I seen Black Kettle again; his silver medal was gone. And then I seen young Wunhai, and I seen Digging Bear.… Seventy-eighty bodies there might have been, and I expect more in the brush and timber which they wasn’t bothering about, and then the Indians from downriver might have recovered some others.

Corn Woman and her children and little Frog, they must have escaped down the Washita; they wasn’t here. But what of Sunshine and Morning Star? Thank God, I couldn’t find them among these dead; on the other hand, when I went to help Old Lodge Skins, they had been still under the buffalo robes. Had they gone into the river at a later time, I would have seen them when myself below the horseshoe bend.

I left that burial place before they lowered Wunhai and Digging Bear and shoveled earth upon them. I recall feeling disorderly at the time, like if I had stayed, I would have thrown myself into the trench alongside. Wunhai looked like a dead wren, but Digging Bear had not died easy as I had thought —— I don’t want to talk of it, I had been fond of them women. They was maybe just Indians, but they had been mine and small use I was to them.

I searched the timber and I searched the brush, and I found three bodies but none of them was Sunshine, and I wandered so far as to come below the bluffs and the Cheyenne watching there seen me and started down, and I had to run for it. There was sufficient of them up there to retake the village, especially while the troops was shooting ponies, burning property, herding prisoners, and all, but Custer knowed how to put Indians on the defensive. It was winter, and he burned up their robes. They lived by their riding, and he killed their horses. He held captive fifty of their women and children. They watched him helpless.

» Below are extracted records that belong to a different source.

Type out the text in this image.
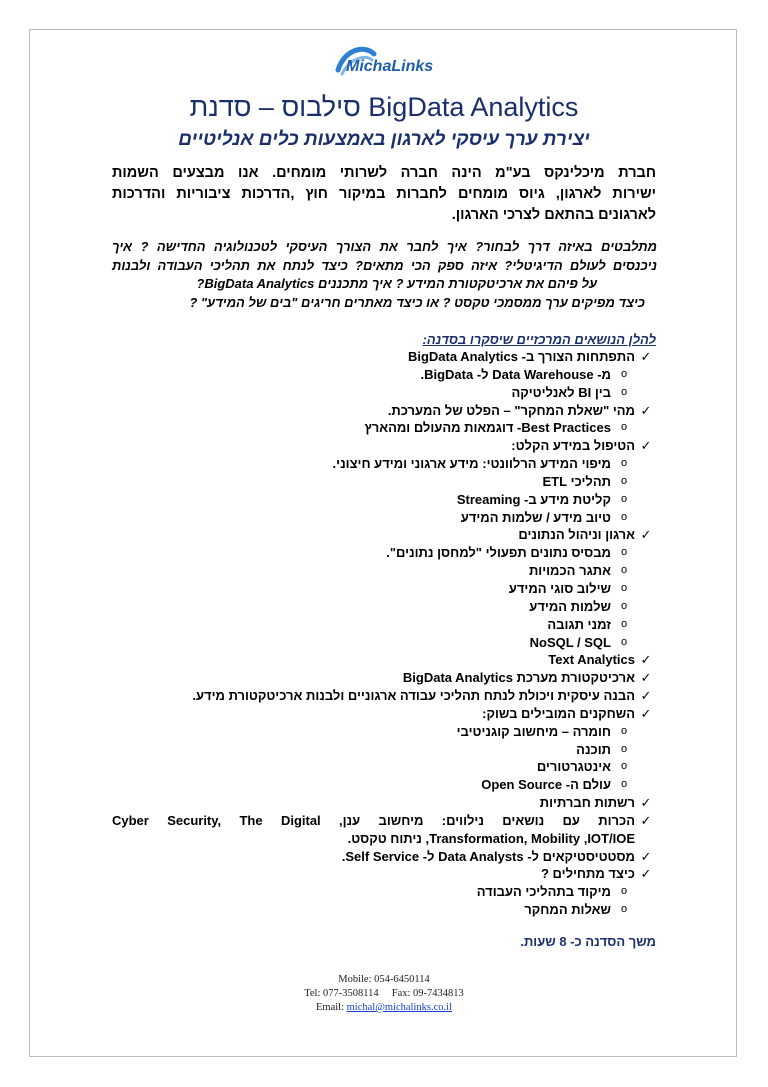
MichaLinks
סילבוס – סדנת BigData Analytics
יצירת ערך עיסקי לארגון באמצעות כלים אנליטיים
חברת מיכלינקס בע"מ הינה חברה לשרותי מומחים. אנו מבצעים השמות
ישירות לארגון, גיוס מומחים לחברות במיקור חוץ ,הדרכות ציבוריות והדרכות
לארגונים בהתאם לצרכי הארגון.
מתלבטים באיזה דרך לבחור? איך לחבר את הצורך העיסקי לטכנולוגיה החדישה ? איך
ניכנסים לעולם הדיגיטלי? איזה ספק הכי מתאים? כיצד לנתח את תהליכי העבודה ולבנות
על פיהם את ארכיטקטורת המידע ? איך מתכננים BigData Analytics?
כיצד מפיקים ערך ממסמכי טקסט ? או כיצד מאתרים חריגים "בים של המידע" ?
להלן הנושאים המרכזיים שיסקרו בסדנה:
✓
התפתחות הצורך ב- BigData Analytics
o
מ- Data Warehouse ל- BigData.
o
בין BI לאנליטיקה
✓
מהי "שאלת המחקר" – הפלט של המערכת.
o
Best Practices- דוגמאות מהעולם ומהארץ
✓
הטיפול במידע הקלט:
o
מיפוי המידע הרלוונטי: מידע ארגוני ומידע חיצוני.
o
תהליכי ETL
o
קליטת מידע ב- Streaming
o
טיוב מידע / שלמות המידע
✓
ארגון וניהול הנתונים
o
מבסיס נתונים תפעולי "למחסן נתונים".
o
אתגר הכמויות
o
שילוב סוגי המידע
o
שלמות המידע
o
זמני תגובה
o
NoSQL / SQL
✓
Text Analytics
✓
ארכיטקטורת מערכת BigData Analytics
✓
הבנה עיסקית ויכולת לנתח תהליכי עבודה ארגוניים ולבנות ארכיטקטורת מידע.
✓
השחקנים המובילים בשוק:
o
חומרה – מיחשוב קוגניטיבי
o
תוכנה
o
אינטגרטורים
o
עולם ה- Open Source
✓
רשתות חברתיות
✓
הכרות עם נושאים נילווים: מיחשוב ענן, Cyber Security, The Digital
Transformation, Mobility ,IOT/IOE, ניתוח טקסט.
✓
מסטטיסטיקאים ל- Data Analysts ל- Self Service.
✓
כיצד מתחילים ?
o
מיקוד בתהליכי העבודה
o
שאלות המחקר
משך הסדנה כ- 8 שעות.
Mobile: 054-6450114
Tel: 077-3508114     Fax: 09-7434813
Email: michal@michalinks.co.il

Now they was afraid he would go after the camps along the lower Washita, and he knowed they was, so had determined to move in that direction and by posing as a menace to the downstream villages he would keep them too worried to counterattack. This I found out later. At the moment, back in the timber, I heard the bugles sounding assembly call. I reckon it wasn’t no more than a half hour afterward that the whole regiment commenced to march downriver, carrying with them the captives on ponies saved for that purpose from the massacre of the herd, and naturally the band was blaring.

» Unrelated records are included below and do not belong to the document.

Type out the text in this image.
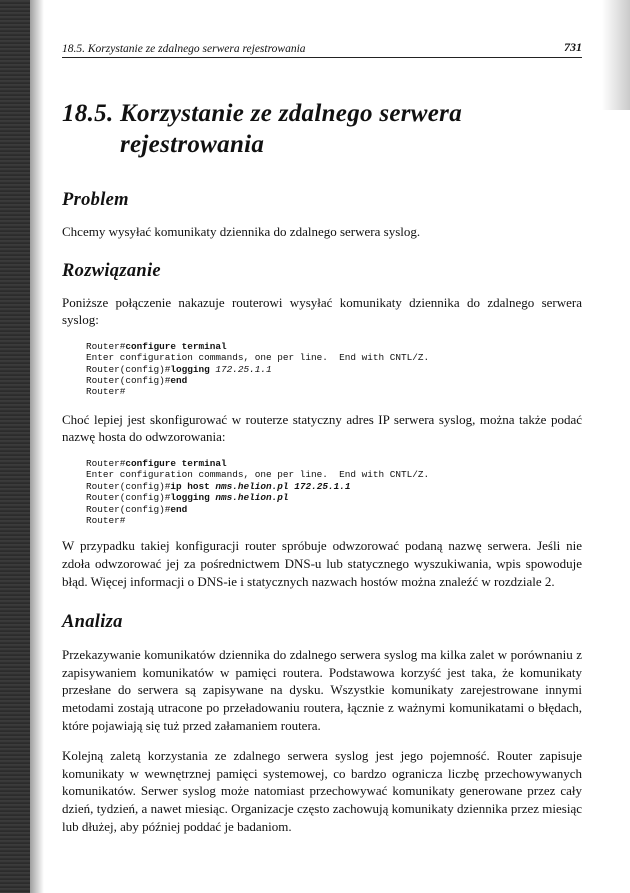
18.5. Korzystanie ze zdalnego serwera rejestrowania	731
18.5. Korzystanie ze zdalnego serwera
rejestrowania
Problem

Chcemy wysyłać komunikaty dziennika do zdalnego serwera syslog.

Rozwiązanie

Poniższe połączenie nakazuje routerowi wysyłać komunikaty dziennika do zdalnego serwera syslog:

Router#configure terminal
Enter configuration commands, one per line.  End with CNTL/Z.
Router(config)#logging 172.25.1.1
Router(config)#end
Router#

Choć lepiej jest skonfigurować w routerze statyczny adres IP serwera syslog, można także podać nazwę hosta do odwzorowania:

Router#configure terminal
Enter configuration commands, one per line.  End with CNTL/Z.
Router(config)#ip host nms.helion.pl 172.25.1.1
Router(config)#logging nms.helion.pl
Router(config)#end
Router#

W przypadku takiej konfiguracji router spróbuje odwzorować podaną nazwę serwera. Jeśli nie zdoła odwzorować jej za pośrednictwem DNS-u lub statycznego wyszukiwania, wpis spowoduje błąd. Więcej informacji o DNS-ie i statycznych nazwach hostów można znaleźć w rozdziale 2.

Analiza

Przekazywanie komunikatów dziennika do zdalnego serwera syslog ma kilka zalet w porównaniu z zapisywaniem komunikatów w pamięci routera. Podstawowa korzyść jest taka, że komunikaty przesłane do serwera są zapisywane na dysku. Wszystkie komunikaty zarejestrowane innymi metodami zostają utracone po przeładowaniu routera, łącznie z ważnymi komunikatami o błędach, które pojawiają się tuż przed załamaniem routera.

Kolejną zaletą korzystania ze zdalnego serwera syslog jest jego pojemność. Router zapisuje komunikaty w wewnętrznej pamięci systemowej, co bardzo ogranicza liczbę przechowywanych komunikatów. Serwer syslog może natomiast przechowywać komunikaty generowane przez cały dzień, tydzień, a nawet miesiąc. Organizacje często zachowują komunikaty dziennika przez miesiąc lub dłużej, aby później poddać je badaniom.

I never come from concealment either to cheer them off or see what they was doing. Easy enough to follow the latter by ear. Take a river valley hardened by winter, you can hear a gunshot about five mile away: think of the distance a brass band will carry. The Cheyenne had left the bluffs in a panic to get to their families. Custer had the knack, all right. Everything he done said to all other living creatures: I win and you lose.